When cheering on a horse you have placed a bet on, it is normally the horse itself that gets the most attention and, hopefully, after the race all the plaudits that go with winning. After that, it might well be jockey’s performance, which is either ecstatically praised or angrily lamented. Yet when the bet has been placed and the horses are out of the stalls, you hardly ever hear the trainers name being ricochet between the walls of the betting shop.
Yet played a role the trainer undoubtedly has. In fact, they have played multiple roles beyond the one that everybody knows – getting the horse into peak physical condition before the race. For one thing, a trainer is not assigned to a single horse by that horse’s owner, and they do not occupy a role similar to an athlete’s trainer or coach. Trainers are in fact small-to medium-sized business owners who run a stable, most often train multiple horses, and are in charge of a team who are integral to the performance of a horse on race day.
As you might expect of someone running a business and managing a team, a trainer in fact has many different roles and a highly varied job. Far more so, in fact, than the jockey’s and the horse, who only ride and race respectively.
As mentioned, it is a horse trainer’s most fundamental duty to prepare a horse for race day. Many will not be surprised that this involves regulating the horse’s diet, exercise schedule, and its schooling. The last of these may not be as familiar as the first two. In horse racing, “schooling” refers to the techniques associated with improving the horse’s manner and behaviour when ridden by a jockey. Schooling is important for all horses, not just racing horses, and if you’ve ever ridden a horse yourself, you can be sure that this horse will have been well schooled to accept a rider calmly and respond to commands.
As mentioned, a horse trainer will also, in the vast majority of cases, run a large stable and command a large team. This takes all the management skills and co-ordination that any team management needs in whichever field this may be in. Indeed, there is a good deal of business acumen that must avail a successful horse trainer before they can offer their services with any measure of success.
It is a common misconception that a horse trainer will constantly be vying with others for the chance to train a prestigious horse. While some horse trainers are employed by owners, many also own, raise, and train their own racehorses for competition.
For any competent horse trainer, an in-depth knowledge of the horse under their care will always be matched with an in-depth knowledge of the sport itself. This means that horse trainers also take on the role of advisors to horse owners, specifically suggesting which races to enter a particular racehorse in.
This is a role that takes a good deal of expertise and knowledge of the both the horse in question and the conditions of a broad range of racing events. Normally, there will be a set type of race which most plays to a particular horse’s strengths. However, a horse can also be trained specifically for a certain event, which means a specific diet and training programme for the horse.

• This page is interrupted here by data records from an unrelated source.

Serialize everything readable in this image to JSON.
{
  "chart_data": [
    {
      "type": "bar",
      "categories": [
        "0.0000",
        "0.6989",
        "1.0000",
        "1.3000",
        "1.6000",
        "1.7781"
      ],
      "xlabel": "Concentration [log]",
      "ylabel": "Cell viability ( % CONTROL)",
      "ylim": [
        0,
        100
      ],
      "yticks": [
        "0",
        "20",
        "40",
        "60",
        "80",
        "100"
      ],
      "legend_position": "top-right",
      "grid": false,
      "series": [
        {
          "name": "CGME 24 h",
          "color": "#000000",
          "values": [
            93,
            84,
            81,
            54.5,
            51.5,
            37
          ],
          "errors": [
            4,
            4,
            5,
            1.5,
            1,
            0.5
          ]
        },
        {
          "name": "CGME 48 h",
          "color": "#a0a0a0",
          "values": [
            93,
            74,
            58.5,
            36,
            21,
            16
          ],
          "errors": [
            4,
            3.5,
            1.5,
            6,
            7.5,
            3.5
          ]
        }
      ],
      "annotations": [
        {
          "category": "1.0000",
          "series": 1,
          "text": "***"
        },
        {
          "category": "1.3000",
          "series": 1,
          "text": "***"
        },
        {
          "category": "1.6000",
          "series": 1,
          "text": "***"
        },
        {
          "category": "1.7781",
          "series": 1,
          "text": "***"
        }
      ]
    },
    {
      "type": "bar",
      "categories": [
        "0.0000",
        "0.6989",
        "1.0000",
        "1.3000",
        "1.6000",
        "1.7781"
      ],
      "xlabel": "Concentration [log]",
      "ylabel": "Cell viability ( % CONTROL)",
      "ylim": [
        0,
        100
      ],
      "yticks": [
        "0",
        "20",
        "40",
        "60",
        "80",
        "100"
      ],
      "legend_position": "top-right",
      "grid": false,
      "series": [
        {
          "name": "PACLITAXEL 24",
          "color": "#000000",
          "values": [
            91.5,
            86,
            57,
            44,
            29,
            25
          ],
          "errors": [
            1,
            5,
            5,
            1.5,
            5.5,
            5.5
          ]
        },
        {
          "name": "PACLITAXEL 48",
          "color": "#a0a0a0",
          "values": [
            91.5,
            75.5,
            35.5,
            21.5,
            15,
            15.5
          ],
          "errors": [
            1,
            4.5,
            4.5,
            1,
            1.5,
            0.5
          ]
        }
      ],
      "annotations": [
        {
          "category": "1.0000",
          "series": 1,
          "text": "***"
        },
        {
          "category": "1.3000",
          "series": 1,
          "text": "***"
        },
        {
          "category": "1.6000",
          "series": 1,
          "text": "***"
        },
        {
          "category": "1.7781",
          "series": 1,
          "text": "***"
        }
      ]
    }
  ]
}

On race days, it is not unknown for the trainer to walk around the track to ascertain its qualities underfoot and advise the jockey on a racing strategy. There are those who might imagine that racing strategy and performance is the job of the jockey, but the unique knowledge had by a competent trainer means that they also fulfil a role in this department.
The earnings a professional trainer will make can vary a lot but is usually dependent on the amount of prize money that their horses can win. Being a horse trainer then is not simply a job that pays a set amount, but one which rewards the very highest level of commitment.
When you consider just how many different fields of expertise this commitment extends to, it is easy to see why the horse trainer holds one of the most prestigious positions among those who are responsible for bringing a horse to the track to race.